= Pádraig Ó Riain =

Irish linguist

Pádraig Ó Riain is an Irish Celticist and prominent hagiologist focusing on Irish hagiography, martyrdom, mythology, onomastics and codicology.

Ó Riain has spent much of his academic life at the University College Cork, where he became a lecturer in 1964. Between 1973 and his retirement, he was professor of Old and Middle Irish. He has been a member of the Royal Irish Academy since 1989, president of the Irish Texts Society since 1992, and more recently, a member of the Placenames Commission of Ireland (An Coimisiún Logainmneacha). In the academic year 2000-01, he was Parnell Fellow at Magdalene College, Cambridge.

== Selected works ==
- Clár na Lámhscríbhinní Gaeilge sa Bhreatain Bhig. Dublin, 1968.
- Corpus Genealogiarum Sanctorum Hiberniae. Dublin, 1985. ISBN 0-901282-80-4.
- Beatha Bharra, Saint Finbarr of Cork: The Complete Life. Irish Texts Society 57. London. 1993. ISBN 1-870166-57-4.
- The Making of a Saint: Finbarr of Cork 600-1200. Irish Texts Society Subsidiary Series 5. London, 1997. ISBN 1-870166-84-1.
- (ed.) Irish Texts Society: The First Hundred Years. Irish Texts Society Subsidiary Series 9. London, 1998. ISBN 1-870166-88-4.
- (ed. with John Carey and Máire Herbert). Saints and Scholars: Studies in Irish Hagiography.
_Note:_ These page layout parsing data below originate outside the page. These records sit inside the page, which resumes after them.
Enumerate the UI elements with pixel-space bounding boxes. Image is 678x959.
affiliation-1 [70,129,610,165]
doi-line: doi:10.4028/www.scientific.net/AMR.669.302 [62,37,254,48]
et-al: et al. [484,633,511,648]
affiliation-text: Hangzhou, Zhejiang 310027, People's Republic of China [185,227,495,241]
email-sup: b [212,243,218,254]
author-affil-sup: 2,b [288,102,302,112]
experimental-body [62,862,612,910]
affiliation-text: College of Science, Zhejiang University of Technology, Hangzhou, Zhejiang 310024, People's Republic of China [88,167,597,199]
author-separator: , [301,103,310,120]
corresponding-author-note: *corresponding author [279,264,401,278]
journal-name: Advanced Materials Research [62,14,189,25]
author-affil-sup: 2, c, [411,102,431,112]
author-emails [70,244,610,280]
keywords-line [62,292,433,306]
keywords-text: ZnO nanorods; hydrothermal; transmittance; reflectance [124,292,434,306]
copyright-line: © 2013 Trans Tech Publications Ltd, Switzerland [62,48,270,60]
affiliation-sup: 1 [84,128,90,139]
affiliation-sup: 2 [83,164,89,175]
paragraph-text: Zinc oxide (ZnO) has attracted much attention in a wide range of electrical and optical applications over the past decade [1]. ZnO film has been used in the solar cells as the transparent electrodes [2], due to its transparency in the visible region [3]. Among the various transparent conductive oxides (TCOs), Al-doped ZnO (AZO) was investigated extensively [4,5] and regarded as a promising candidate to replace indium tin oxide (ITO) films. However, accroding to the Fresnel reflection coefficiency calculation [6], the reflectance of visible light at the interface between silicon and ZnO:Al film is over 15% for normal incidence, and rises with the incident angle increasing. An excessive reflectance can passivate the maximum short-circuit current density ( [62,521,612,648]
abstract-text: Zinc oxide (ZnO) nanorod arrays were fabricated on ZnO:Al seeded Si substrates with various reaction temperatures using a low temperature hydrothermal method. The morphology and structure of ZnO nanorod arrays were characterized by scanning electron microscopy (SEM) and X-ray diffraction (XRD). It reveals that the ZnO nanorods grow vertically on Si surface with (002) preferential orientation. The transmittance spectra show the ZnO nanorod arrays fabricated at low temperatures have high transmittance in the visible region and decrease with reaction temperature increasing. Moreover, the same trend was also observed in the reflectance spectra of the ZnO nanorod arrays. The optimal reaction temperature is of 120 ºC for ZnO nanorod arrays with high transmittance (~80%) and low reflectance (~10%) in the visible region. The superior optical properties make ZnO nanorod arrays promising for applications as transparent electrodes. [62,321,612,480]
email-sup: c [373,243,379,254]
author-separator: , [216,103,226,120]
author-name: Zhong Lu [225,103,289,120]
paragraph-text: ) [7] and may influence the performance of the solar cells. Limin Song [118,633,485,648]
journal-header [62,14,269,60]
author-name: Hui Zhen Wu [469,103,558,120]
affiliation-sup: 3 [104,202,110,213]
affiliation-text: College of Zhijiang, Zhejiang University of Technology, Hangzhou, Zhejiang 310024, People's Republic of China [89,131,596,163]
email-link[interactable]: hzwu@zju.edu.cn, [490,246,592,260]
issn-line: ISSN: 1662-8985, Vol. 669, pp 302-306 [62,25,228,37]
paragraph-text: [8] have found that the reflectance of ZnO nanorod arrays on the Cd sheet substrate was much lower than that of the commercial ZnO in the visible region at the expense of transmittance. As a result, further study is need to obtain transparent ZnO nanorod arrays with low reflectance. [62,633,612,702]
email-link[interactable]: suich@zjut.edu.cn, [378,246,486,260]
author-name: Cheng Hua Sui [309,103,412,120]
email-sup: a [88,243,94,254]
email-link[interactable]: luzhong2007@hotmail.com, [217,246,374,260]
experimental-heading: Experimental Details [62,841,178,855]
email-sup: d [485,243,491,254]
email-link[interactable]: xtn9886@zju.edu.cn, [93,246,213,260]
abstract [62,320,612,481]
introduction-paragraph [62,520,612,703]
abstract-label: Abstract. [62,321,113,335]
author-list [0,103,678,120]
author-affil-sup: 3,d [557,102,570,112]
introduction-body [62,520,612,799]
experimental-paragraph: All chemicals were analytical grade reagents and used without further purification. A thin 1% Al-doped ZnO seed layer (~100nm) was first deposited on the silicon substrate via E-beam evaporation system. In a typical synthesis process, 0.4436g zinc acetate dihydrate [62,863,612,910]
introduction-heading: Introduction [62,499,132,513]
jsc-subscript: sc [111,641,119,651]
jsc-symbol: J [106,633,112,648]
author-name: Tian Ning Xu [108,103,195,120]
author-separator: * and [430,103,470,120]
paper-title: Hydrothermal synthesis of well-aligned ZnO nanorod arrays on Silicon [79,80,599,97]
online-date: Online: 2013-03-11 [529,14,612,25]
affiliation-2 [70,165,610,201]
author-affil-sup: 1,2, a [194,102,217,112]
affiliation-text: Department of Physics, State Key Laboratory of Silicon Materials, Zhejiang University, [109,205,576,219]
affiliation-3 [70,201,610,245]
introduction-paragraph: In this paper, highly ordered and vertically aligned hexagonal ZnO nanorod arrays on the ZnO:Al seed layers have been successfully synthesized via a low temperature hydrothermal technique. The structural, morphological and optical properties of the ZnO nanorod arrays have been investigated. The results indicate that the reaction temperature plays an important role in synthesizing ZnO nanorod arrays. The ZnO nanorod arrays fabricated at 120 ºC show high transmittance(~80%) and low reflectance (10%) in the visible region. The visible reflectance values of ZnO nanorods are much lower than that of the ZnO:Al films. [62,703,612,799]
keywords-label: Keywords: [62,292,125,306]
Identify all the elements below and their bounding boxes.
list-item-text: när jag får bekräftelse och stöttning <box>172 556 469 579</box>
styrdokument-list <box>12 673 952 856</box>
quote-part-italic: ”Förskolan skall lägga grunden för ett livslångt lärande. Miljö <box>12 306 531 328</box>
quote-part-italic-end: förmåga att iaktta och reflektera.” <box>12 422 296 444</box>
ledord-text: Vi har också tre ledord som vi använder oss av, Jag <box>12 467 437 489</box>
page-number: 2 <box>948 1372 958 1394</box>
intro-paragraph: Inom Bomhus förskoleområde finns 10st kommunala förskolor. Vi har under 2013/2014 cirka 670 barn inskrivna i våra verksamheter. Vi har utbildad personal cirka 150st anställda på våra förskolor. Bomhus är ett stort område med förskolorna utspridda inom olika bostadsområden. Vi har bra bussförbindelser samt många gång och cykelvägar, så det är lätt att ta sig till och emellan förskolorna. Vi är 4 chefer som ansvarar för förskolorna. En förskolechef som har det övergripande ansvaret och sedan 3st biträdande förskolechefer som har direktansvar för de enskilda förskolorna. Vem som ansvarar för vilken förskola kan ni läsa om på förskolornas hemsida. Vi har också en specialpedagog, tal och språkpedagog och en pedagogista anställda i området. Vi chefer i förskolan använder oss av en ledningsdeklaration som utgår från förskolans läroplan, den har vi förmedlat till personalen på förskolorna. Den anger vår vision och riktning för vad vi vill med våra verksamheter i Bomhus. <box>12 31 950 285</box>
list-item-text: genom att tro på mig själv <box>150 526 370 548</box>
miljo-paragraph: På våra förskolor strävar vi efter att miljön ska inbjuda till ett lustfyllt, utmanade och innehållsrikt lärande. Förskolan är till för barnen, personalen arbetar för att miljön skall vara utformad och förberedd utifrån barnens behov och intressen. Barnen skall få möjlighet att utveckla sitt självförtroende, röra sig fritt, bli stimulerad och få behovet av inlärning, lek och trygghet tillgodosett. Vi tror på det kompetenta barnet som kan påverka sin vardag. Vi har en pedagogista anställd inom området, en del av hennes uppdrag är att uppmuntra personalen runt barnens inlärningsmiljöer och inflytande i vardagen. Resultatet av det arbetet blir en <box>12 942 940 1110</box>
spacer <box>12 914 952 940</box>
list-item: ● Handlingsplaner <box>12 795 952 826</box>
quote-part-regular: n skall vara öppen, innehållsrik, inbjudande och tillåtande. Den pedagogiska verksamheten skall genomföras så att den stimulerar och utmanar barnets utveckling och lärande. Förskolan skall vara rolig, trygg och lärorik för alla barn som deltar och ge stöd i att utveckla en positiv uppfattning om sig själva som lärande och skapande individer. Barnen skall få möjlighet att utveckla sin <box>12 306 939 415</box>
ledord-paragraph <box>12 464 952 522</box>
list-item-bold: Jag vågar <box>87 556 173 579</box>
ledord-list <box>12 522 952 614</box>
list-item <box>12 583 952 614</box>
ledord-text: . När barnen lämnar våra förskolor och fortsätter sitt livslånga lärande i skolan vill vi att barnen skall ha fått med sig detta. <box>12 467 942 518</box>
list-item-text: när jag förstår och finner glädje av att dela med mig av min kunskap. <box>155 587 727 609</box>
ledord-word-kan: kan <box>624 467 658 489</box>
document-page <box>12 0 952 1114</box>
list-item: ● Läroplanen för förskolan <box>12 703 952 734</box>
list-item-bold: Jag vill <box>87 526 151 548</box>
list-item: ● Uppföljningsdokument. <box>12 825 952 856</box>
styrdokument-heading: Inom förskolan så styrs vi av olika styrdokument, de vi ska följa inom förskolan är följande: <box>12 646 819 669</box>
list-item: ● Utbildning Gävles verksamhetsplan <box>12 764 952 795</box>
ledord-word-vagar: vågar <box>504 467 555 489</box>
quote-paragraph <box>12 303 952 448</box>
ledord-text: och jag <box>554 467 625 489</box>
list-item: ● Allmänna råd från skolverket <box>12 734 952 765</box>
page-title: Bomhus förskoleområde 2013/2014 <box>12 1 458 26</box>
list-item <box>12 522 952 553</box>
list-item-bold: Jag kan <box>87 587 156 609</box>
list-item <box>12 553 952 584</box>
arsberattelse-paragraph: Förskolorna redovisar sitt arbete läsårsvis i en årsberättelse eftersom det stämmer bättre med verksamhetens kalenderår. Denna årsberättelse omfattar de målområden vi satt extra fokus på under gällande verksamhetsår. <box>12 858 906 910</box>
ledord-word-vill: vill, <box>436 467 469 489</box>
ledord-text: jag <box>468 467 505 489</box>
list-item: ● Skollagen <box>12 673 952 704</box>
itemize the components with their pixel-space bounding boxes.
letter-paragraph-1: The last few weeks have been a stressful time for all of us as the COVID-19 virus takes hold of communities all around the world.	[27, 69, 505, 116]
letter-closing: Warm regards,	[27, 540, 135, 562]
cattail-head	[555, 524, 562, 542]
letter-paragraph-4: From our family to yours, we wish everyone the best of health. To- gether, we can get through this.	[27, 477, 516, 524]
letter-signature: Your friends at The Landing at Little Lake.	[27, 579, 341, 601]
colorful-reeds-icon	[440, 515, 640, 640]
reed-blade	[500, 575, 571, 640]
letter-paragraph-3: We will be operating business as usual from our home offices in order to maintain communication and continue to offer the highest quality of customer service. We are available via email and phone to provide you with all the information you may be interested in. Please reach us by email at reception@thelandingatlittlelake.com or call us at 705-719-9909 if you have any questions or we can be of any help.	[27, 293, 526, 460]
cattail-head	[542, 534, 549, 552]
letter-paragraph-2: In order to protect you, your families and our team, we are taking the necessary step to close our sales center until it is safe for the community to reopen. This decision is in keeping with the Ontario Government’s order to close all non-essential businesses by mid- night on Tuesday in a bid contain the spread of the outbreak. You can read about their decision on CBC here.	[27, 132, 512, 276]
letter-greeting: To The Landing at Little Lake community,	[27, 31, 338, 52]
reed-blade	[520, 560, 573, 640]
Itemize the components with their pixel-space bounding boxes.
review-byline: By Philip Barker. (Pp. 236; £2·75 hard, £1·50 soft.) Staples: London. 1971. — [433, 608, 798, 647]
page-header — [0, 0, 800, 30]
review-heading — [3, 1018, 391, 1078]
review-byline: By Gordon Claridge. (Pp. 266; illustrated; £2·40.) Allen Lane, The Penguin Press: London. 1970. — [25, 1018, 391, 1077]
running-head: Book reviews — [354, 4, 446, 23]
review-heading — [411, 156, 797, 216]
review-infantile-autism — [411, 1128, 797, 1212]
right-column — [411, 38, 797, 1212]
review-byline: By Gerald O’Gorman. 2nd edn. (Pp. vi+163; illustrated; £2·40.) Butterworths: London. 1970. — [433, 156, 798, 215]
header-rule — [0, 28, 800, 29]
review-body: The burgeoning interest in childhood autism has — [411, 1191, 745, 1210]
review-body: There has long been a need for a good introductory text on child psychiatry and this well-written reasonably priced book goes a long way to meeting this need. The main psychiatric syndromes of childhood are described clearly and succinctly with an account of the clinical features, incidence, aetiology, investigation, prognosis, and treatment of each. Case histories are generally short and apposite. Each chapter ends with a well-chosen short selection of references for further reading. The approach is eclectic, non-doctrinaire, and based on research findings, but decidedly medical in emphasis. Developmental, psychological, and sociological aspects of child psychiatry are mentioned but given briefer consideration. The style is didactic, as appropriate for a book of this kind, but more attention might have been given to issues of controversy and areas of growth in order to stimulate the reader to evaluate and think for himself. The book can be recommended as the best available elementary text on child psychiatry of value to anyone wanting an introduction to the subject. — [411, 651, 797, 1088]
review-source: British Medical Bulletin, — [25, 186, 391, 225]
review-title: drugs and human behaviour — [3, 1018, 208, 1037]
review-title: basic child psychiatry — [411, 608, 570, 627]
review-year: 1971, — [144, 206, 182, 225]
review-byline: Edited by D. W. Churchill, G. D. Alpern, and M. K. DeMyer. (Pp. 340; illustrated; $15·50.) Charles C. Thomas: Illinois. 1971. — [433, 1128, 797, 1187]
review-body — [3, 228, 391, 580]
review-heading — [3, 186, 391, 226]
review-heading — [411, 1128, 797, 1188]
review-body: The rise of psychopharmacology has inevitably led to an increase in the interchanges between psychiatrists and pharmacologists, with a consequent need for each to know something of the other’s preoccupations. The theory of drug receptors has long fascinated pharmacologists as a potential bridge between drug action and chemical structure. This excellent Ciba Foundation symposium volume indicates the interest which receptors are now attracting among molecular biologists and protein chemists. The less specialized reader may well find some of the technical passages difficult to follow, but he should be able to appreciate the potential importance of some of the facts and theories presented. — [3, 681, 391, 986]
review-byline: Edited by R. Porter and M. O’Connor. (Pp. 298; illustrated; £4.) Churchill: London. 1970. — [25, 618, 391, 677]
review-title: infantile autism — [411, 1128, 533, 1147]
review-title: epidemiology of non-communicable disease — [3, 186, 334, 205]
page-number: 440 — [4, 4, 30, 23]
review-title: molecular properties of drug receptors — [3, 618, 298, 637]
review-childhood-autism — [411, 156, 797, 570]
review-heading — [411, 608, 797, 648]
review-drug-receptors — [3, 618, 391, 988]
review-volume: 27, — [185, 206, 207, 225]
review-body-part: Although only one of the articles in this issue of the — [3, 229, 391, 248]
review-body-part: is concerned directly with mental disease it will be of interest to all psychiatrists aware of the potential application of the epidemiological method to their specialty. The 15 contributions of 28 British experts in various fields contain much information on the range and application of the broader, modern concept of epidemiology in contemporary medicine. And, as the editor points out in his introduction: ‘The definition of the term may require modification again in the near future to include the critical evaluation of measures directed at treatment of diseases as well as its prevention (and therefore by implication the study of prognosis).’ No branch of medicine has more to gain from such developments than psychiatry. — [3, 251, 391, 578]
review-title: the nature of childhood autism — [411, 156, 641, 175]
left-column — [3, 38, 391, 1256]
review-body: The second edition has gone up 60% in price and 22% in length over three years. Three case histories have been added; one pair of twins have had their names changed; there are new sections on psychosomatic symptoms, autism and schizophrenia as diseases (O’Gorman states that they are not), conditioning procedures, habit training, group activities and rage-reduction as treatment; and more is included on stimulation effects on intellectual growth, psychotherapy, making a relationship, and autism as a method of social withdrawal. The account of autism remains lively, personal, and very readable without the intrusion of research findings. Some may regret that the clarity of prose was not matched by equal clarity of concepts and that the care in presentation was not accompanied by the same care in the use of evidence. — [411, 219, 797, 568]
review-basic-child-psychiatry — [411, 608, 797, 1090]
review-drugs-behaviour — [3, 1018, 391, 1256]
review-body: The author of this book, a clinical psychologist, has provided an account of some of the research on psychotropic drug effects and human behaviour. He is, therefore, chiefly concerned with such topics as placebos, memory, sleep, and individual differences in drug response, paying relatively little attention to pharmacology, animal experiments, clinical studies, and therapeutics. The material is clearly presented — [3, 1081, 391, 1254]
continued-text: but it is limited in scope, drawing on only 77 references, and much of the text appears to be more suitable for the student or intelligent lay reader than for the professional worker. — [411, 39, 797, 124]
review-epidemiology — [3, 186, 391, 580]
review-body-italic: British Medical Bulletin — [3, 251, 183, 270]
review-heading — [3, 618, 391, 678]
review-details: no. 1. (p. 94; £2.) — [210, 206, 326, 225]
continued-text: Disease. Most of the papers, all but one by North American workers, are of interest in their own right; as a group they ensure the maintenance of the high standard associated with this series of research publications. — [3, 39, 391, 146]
Dublin, 2001. ISBN 1-85182-486-3.
- Four Irish Martyrologies: Drummond, Turin, Cashel, York. Woodbridge, 2002. ISBN 1-870252-19-5.
- (ed.) Beatha Aodha Ruaidh, the Life of Red Hugh O’Donnell: Historical and Literary Contexts. Irish Texts Society Subsidiary Series 12. London, 2002. ISBN 1-870166-91-4
- (ed. with Diarmuid Ó Murchadha and Kevin Murray). Historical Dictionary of Gaelic Placenames: Foclóir Stairiúil Áitainmneacha na Gaeilge, Fascicle 1, Names Beginning in A-. London, 2002. ISBN 1-870166-70-1.
- "Feastdays of the Saints. A History of Irish Martyrologies" (2006)
- A Dictionary of Irish Saints. Four Courts Press. 2012. ISBN 978-1-84682-318-3

=== Festschrift ===
- John Carey, Máire Herbert and Kevin Murray (eds.), Cín Chille Cúile: Texts, Saints and Places. Essays in Honour of Pádraig Ó Riain. Celtic Studies Publications. Aberystwyth, 2004. ISBN 1-891271-13-X.